25 July 2012

Nigeria: The Okogbe Fire Disaster


On Thursday, July 12, a tanker driver with registration number XA340TDU, while trying to avoid running over a Toyota Corolla with registration number RQ218AAA, had its fuel-laden tanker overturned, spilling the content into a hollow open space beside Oando petrol station in Okogbe village, Ahoada West local government area of Rivers State.

According to community and official sources, the driver of the tanker, who managed to escape, warned the gathering crowd around the spot of the accident to run for their lives as the situation could turn ugly.

The spillage lasted about 40 minutes. A crowd of villagers that had gathered at the place scooping fuel when somebody allegedly used a mobile phone, which sparked off a fire that roasted about 200 people and left 60 others with serious degrees of burns.

While it is convenient to blame the incident on greed and poverty, the number of casualties, negligence of road maintenance and law enforcement agencies should elicit some concerns. Similar accidents are commonplace now in the country.

For instance, the Nigeria Police, Federal Road Safety Corps and the Nigeria Security and Civil Defence Corps personnel failed to cordon off the scene and carry out prompt rescue operation as required by law. This criminal neglect is regrettable and should attract the attention of the relevant authorities.

The government is equally complicit in the daily loss of lives and property on our roads due to its criminal negligence of most roads that are in states of disrepair. Funds budgeted to fix these roads are either in fixed deposit accounts of the top echelon of government or used for political gerrymandering and election rigging.

Rivers State commissioner for health, Dr Sampson Parker, described the incident as "the single worst incident that has happened to Rivers State since the civil war. It is even worse than the Sosoliso crash we experienced before now".

Similarly, Dr Reuben Abati, the president's spokesman, said that the president was particularly distraught by the fact that, once again, so many Nigerian lives had been lost in an avoidable fuel fire disaster.

While condolences to the families of victims every time remind us of government's incompetence, we would want the government to become pro-active in emergency management and enlightenment to avoid the continuous mass slaughter of Nigerians due to criminal negligence on its part and many of its agencies.

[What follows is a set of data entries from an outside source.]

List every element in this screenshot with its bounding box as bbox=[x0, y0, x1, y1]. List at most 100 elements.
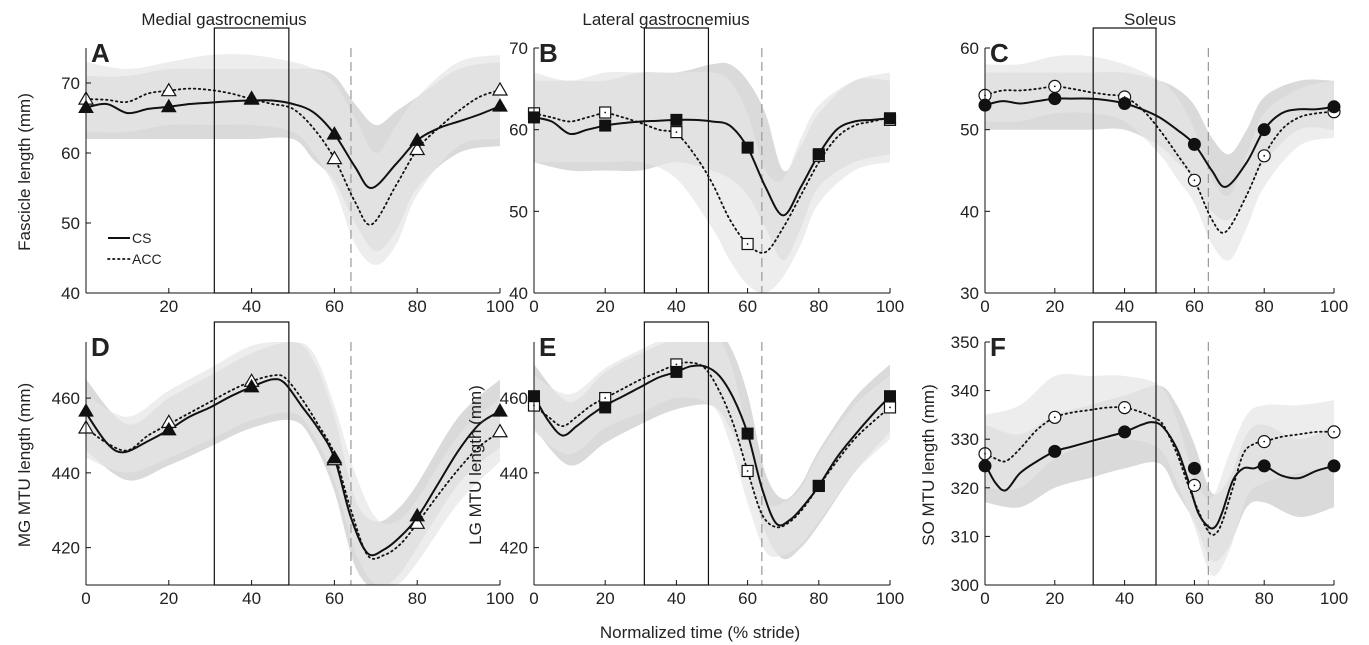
marker-cs bbox=[492, 403, 508, 417]
marker-acc-dot bbox=[675, 131, 678, 134]
x-axis-label: Normalized time (% stride) bbox=[600, 623, 800, 642]
x-tick-label: 20 bbox=[1045, 297, 1064, 316]
panel-d: 420 440 460 0 20 40 60 80 100 D MG MTU length (mm) bbox=[15, 321, 514, 608]
marker-cs bbox=[160, 98, 177, 113]
y-tick-label: 50 bbox=[509, 202, 528, 221]
marker-cs bbox=[670, 113, 683, 126]
y-tick-label: 50 bbox=[960, 121, 979, 140]
x-tick-label: 0 bbox=[529, 297, 538, 316]
y-tick-label: 60 bbox=[509, 121, 528, 140]
x-tick-label: 80 bbox=[809, 297, 828, 316]
x-tick-label: 0 bbox=[529, 589, 538, 608]
marker-cs bbox=[1257, 459, 1271, 473]
x-tick-label: 60 bbox=[1185, 297, 1204, 316]
plot-area bbox=[985, 48, 1334, 293]
x-tick-label: 60 bbox=[1185, 589, 1204, 608]
y-tick-label: 330 bbox=[951, 430, 979, 449]
x-tick-label: 0 bbox=[980, 297, 989, 316]
marker-cs bbox=[326, 126, 343, 140]
marker-cs bbox=[741, 427, 754, 440]
panel-letter: B bbox=[539, 38, 558, 68]
marker-acc-dot bbox=[889, 406, 891, 409]
marker-cs bbox=[1048, 444, 1062, 458]
x-tick-label: 60 bbox=[325, 589, 344, 608]
marker-cs bbox=[741, 141, 754, 154]
x-tick-label: 100 bbox=[1320, 297, 1348, 316]
panel-b: 40 50 60 70 0 20 40 60 80 100 B bbox=[509, 27, 904, 316]
sd-band-acc bbox=[985, 373, 1334, 576]
x-tick-label: 100 bbox=[876, 589, 904, 608]
y-axis-label: MG MTU length (mm) bbox=[15, 383, 34, 547]
series-cs-line bbox=[985, 97, 1334, 188]
y-axis-label: LG MTU length (mm) bbox=[466, 385, 485, 545]
marker-acc-dot bbox=[746, 243, 749, 245]
plot-area bbox=[985, 342, 1334, 585]
series-acc-line bbox=[534, 112, 890, 254]
x-tick-label: 100 bbox=[486, 589, 514, 608]
marker-cs bbox=[884, 112, 896, 125]
series-acc-line bbox=[985, 85, 1334, 234]
panel-letter: F bbox=[990, 332, 1006, 362]
y-tick-label: 40 bbox=[960, 202, 979, 221]
marker-cs bbox=[1118, 425, 1132, 439]
x-tick-label: 60 bbox=[738, 297, 757, 316]
marker-cs bbox=[326, 449, 343, 464]
y-tick-label: 60 bbox=[61, 144, 80, 163]
marker-acc-dot bbox=[1333, 431, 1335, 433]
y-tick-label: 460 bbox=[52, 389, 80, 408]
x-tick-label: 20 bbox=[596, 297, 615, 316]
x-tick-label: 20 bbox=[159, 297, 178, 316]
y-tick-label: 70 bbox=[61, 74, 80, 93]
y-tick-label: 440 bbox=[52, 464, 80, 483]
plot-area bbox=[86, 48, 500, 293]
column-title-soleus: Soleus bbox=[1124, 10, 1176, 29]
x-tick-label: 100 bbox=[486, 297, 514, 316]
panel-c: 30 40 50 60 0 20 40 60 80 100 C bbox=[960, 27, 1348, 316]
marker-cs bbox=[243, 378, 260, 393]
legend-acc-label: ACC bbox=[132, 251, 162, 267]
x-tick-label: 0 bbox=[81, 589, 90, 608]
marker-acc-dot bbox=[604, 111, 607, 114]
panel-letter: D bbox=[91, 332, 110, 362]
y-tick-label: 420 bbox=[52, 539, 80, 558]
panel-f: 300 310 320 330 340 350 0 20 40 60 80 100 F SO MTU le… bbox=[919, 321, 1348, 608]
panel-a: 40 50 60 70 20 40 60 80 100 A Fascicle length (mm)… bbox=[15, 27, 514, 316]
y-axis-label: Fascicle length (mm) bbox=[15, 93, 34, 251]
sd-band-acc bbox=[534, 71, 890, 293]
y-tick-label: 310 bbox=[951, 527, 979, 546]
marker-cs bbox=[1187, 461, 1201, 475]
panel-letter: C bbox=[990, 38, 1009, 68]
marker-cs bbox=[1257, 123, 1271, 137]
x-tick-label: 40 bbox=[667, 297, 686, 316]
x-tick-label: 100 bbox=[876, 297, 904, 316]
marker-cs bbox=[492, 98, 508, 112]
x-tick-label: 40 bbox=[1115, 297, 1134, 316]
marker-acc-dot bbox=[1263, 440, 1266, 443]
marker-cs bbox=[812, 479, 825, 492]
x-tick-label: 80 bbox=[809, 589, 828, 608]
y-tick-label: 340 bbox=[951, 382, 979, 401]
x-tick-label: 20 bbox=[1045, 589, 1064, 608]
y-tick-label: 460 bbox=[500, 389, 528, 408]
y-tick-label: 420 bbox=[500, 539, 528, 558]
marker-acc-dot bbox=[1053, 416, 1056, 419]
x-tick-label: 0 bbox=[980, 589, 989, 608]
marker-cs bbox=[1327, 459, 1341, 473]
y-tick-label: 40 bbox=[61, 284, 80, 303]
marker-acc bbox=[409, 515, 426, 529]
marker-cs bbox=[1327, 100, 1341, 114]
y-tick-label: 60 bbox=[960, 39, 979, 58]
panel-letter: A bbox=[91, 38, 110, 68]
marker-acc-dot bbox=[1053, 85, 1056, 88]
series-cs-line bbox=[534, 116, 890, 217]
x-tick-label: 100 bbox=[1320, 589, 1348, 608]
marker-cs bbox=[160, 421, 177, 436]
marker-cs bbox=[1048, 92, 1062, 106]
marker-cs bbox=[599, 119, 612, 132]
marker-cs bbox=[243, 90, 260, 104]
x-tick-label: 40 bbox=[1115, 589, 1134, 608]
panel-letter: E bbox=[539, 332, 556, 362]
y-axis-label: SO MTU length (mm) bbox=[919, 384, 938, 546]
sd-band-acc bbox=[86, 54, 500, 265]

Federal relief and health agencies did nothing to mitigate the disaster and many of those who initially survived the explosion with burns and injuries are now dead.

Environmentalists have raised the alarm over the possible outbreak of epidemic in Okogbe community because additional bodies were discovered in the bush during the mass burial of victims while others died receiving treatment from native doctors.

A comprehensive remediation should be immediately carried out to avert further health hazards.